Thursday, July 11, 2013

a tale of two sitters

In the quest for world-wide firsts, Mexico has been holding up its end.

And that end is a bit broader -- if you care to believe anything that comes out of the United Nations.

The Babbling Box on the Hudson has examined the entrails of a dove and has declared that Mexicans are as fat as a house.  Or as fat as Americans.  And that is about the same thing.

Apparently, Mexico has pushed The States off of their Lard Throne as the most obese populous nation.  But just by an extra serving of pork head on the tacos.

Note that "populous."  There are plenty of nations with a higher obesity rate.  But they are not amongst the Big Players -- so to speak.  So, Nauru's 71.1%  does not tip the news scale.

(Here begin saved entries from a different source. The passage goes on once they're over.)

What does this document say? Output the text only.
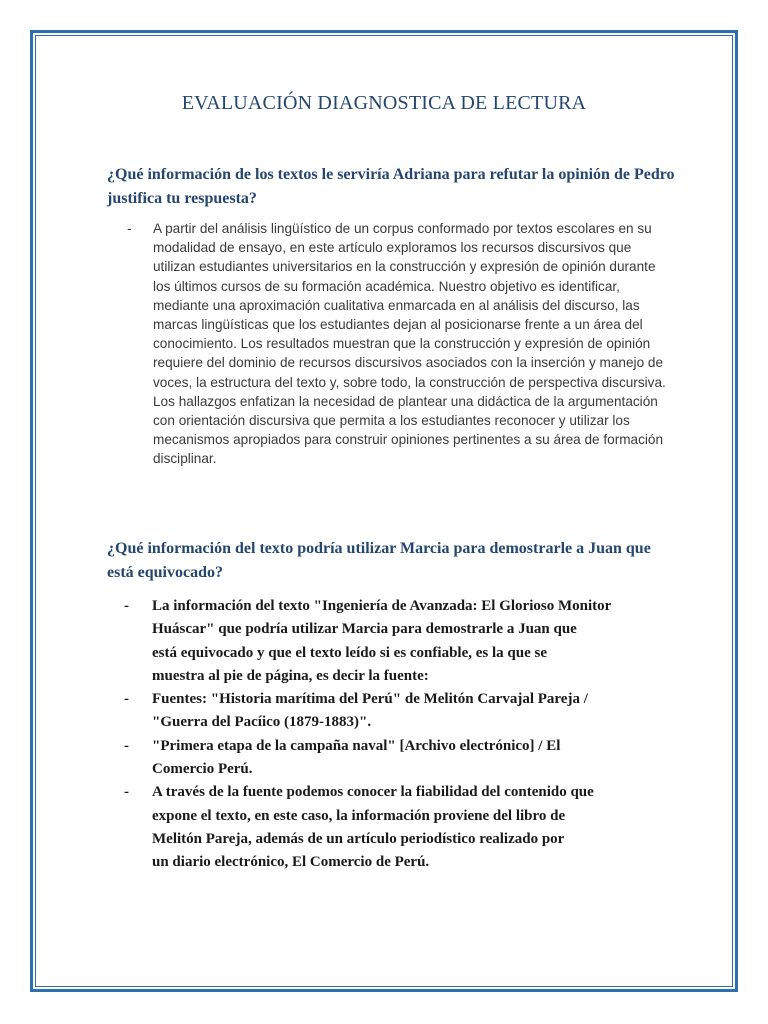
EVALUACIÓN DIAGNOSTICA DE LECTURA
¿Qué información de los textos le serviría Adriana para refutar la opinión de Pedro justifica tu respuesta?
-	A partir del análisis lingüístico de un corpus conformado por textos escolares en su modalidad de ensayo, en este artículo exploramos los recursos discursivos que utilizan estudiantes universitarios en la construcción y expresión de opinión durante los últimos cursos de su formación académica. Nuestro objetivo es identificar, mediante una aproximación cualitativa enmarcada en al análisis del discurso, las marcas lingüísticas que los estudiantes dejan al posicionarse frente a un área del conocimiento. Los resultados muestran que la construcción y expresión de opinión requiere del dominio de recursos discursivos asociados con la inserción y manejo de voces, la estructura del texto y, sobre todo, la construcción de perspectiva discursiva. Los hallazgos enfatizan la necesidad de plantear una didáctica de la argumentación con orientación discursiva que permita a los estudiantes reconocer y utilizar los mecanismos apropiados para construir opiniones pertinentes a su área de formación disciplinar.
¿Qué información del texto podría utilizar Marcia para demostrarle a Juan que está equivocado?
-	La información del texto "Ingeniería de Avanzada: El Glorioso Monitor
Huáscar" que podría utilizar Marcia para demostrarle a Juan que
está equivocado y que el texto leído si es confiable, es la que se
muestra al pie de página, es decir la fuente:
-	Fuentes: "Historia marítima del Perú" de Melitón Carvajal Pareja /
"Guerra del Pacíico (1879-1883)".
-	"Primera etapa de la campaña naval" [Archivo electrónico] / El
Comercio Perú.
-	A través de la fuente podemos conocer la fiabilidad del contenido que
expone el texto, en este caso, la información proviene del libro de
Melitón Pareja, además de un artículo periodístico realizado por
un diario electrónico, El Comercio de Perú.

Here are the early returns.  In Mexico, 32.8% of adults are considered obese.  That is good enough for number one.  Go, Mestizos!  And it is one tight squeeze of the cheeks past the United States' respectable second place of 31.8%.

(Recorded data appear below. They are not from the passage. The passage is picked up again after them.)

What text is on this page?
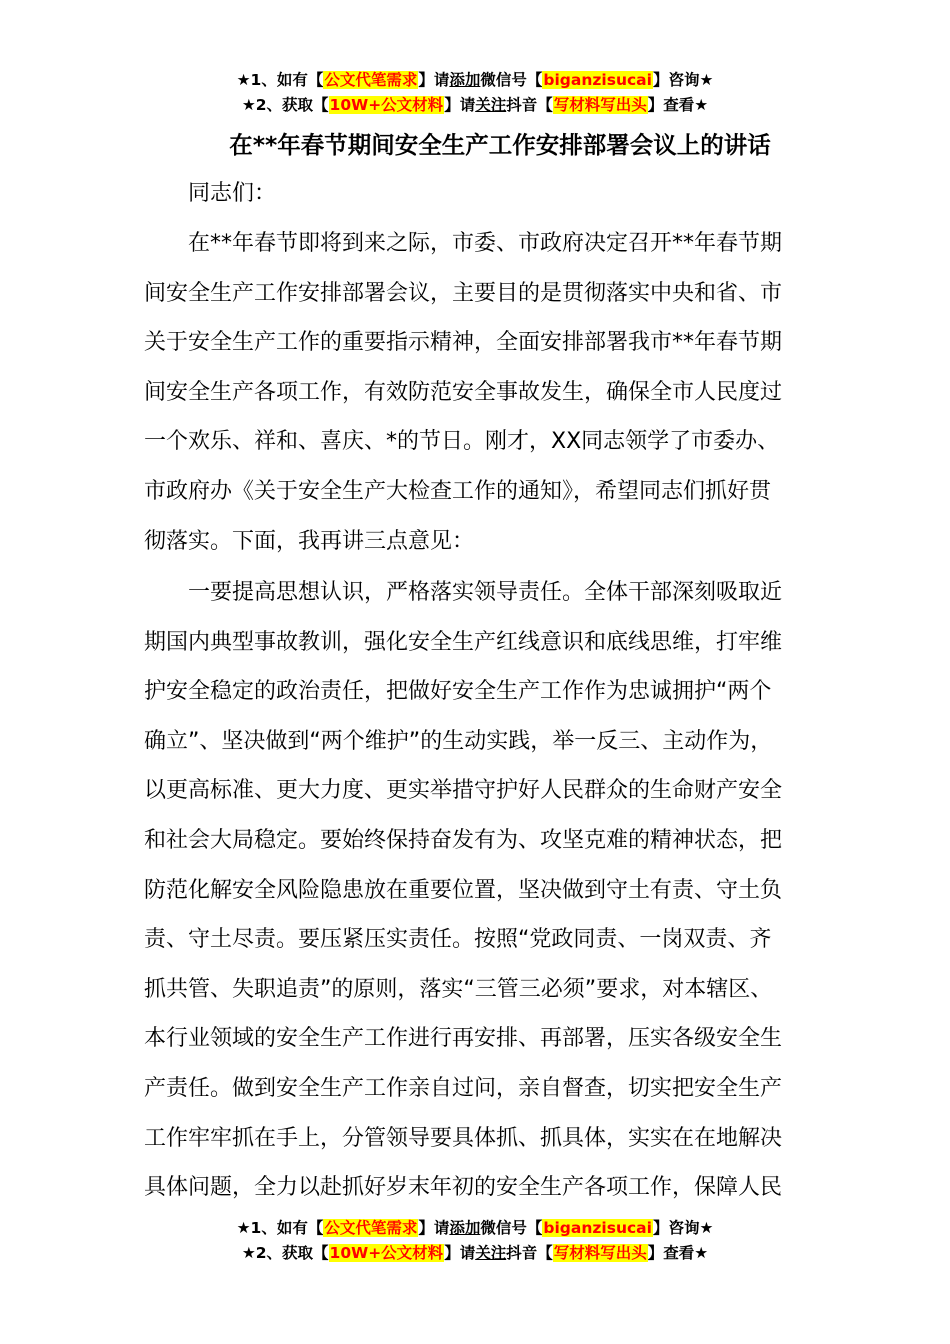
★1、如有【公文代笔需求】请添加微信号【biganzisucai】咨询★
★2、获取【10W+公文材料】请关注抖音【写材料写出头】查看★
在**年春节期间安全生产工作安排部署会议上的讲话
同志们：
在**年春节即将到来之际，市委、市政府决定召开**年春节期
间安全生产工作安排部署会议，主要目的是贯彻落实中央和省、市
关于安全生产工作的重要指示精神，全面安排部署我市**年春节期
间安全生产各项工作，有效防范安全事故发生，确保全市人民度过
一个欢乐、祥和、喜庆、*的节日。刚才，XX同志领学了市委办、
市政府办《关于安全生产大检查工作的通知》，希望同志们抓好贯
彻落实。下面，我再讲三点意见：
一要提高思想认识，严格落实领导责任。全体干部深刻吸取近
期国内典型事故教训，强化安全生产红线意识和底线思维，打牢维
护安全稳定的政治责任，把做好安全生产工作作为忠诚拥护“两个
确立”、坚决做到“两个维护”的生动实践，举一反三、主动作为，
以更高标准、更大力度、更实举措守护好人民群众的生命财产安全
和社会大局稳定。要始终保持奋发有为、攻坚克难的精神状态，把
防范化解安全风险隐患放在重要位置，坚决做到守土有责、守土负
责、守土尽责。要压紧压实责任。按照“党政同责、一岗双责、齐
抓共管、失职追责”的原则，落实“三管三必须”要求，对本辖区、
本行业领域的安全生产工作进行再安排、再部署，压实各级安全生
产责任。做到安全生产工作亲自过问，亲自督查，切实把安全生产
工作牢牢抓在手上，分管领导要具体抓、抓具体，实实在在地解决
具体问题，全力以赴抓好岁末年初的安全生产各项工作，保障人民
★1、如有【公文代笔需求】请添加微信号【biganzisucai】咨询★
★2、获取【10W+公文材料】请关注抖音【写材料写出头】查看★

P.J. O' Rourke once noted that the United Nations' propensity for using statistics out to the hundredth is a sure sign that there is a lot of lying go on.  I suspect that restricting the numbers to tenths gives the impression of some sort of credibility.  Maybe just a little fibbing.

On the other hand, there are some parts of Mexico that bare the awful truth.  There are a lot of overweight Mexicans.  Along with the consequences of that weight.  Mexico ranks second in the world in the per capita incidences of diabetes.  And could be first before long.  70,000 Mexicans died last year of the disease.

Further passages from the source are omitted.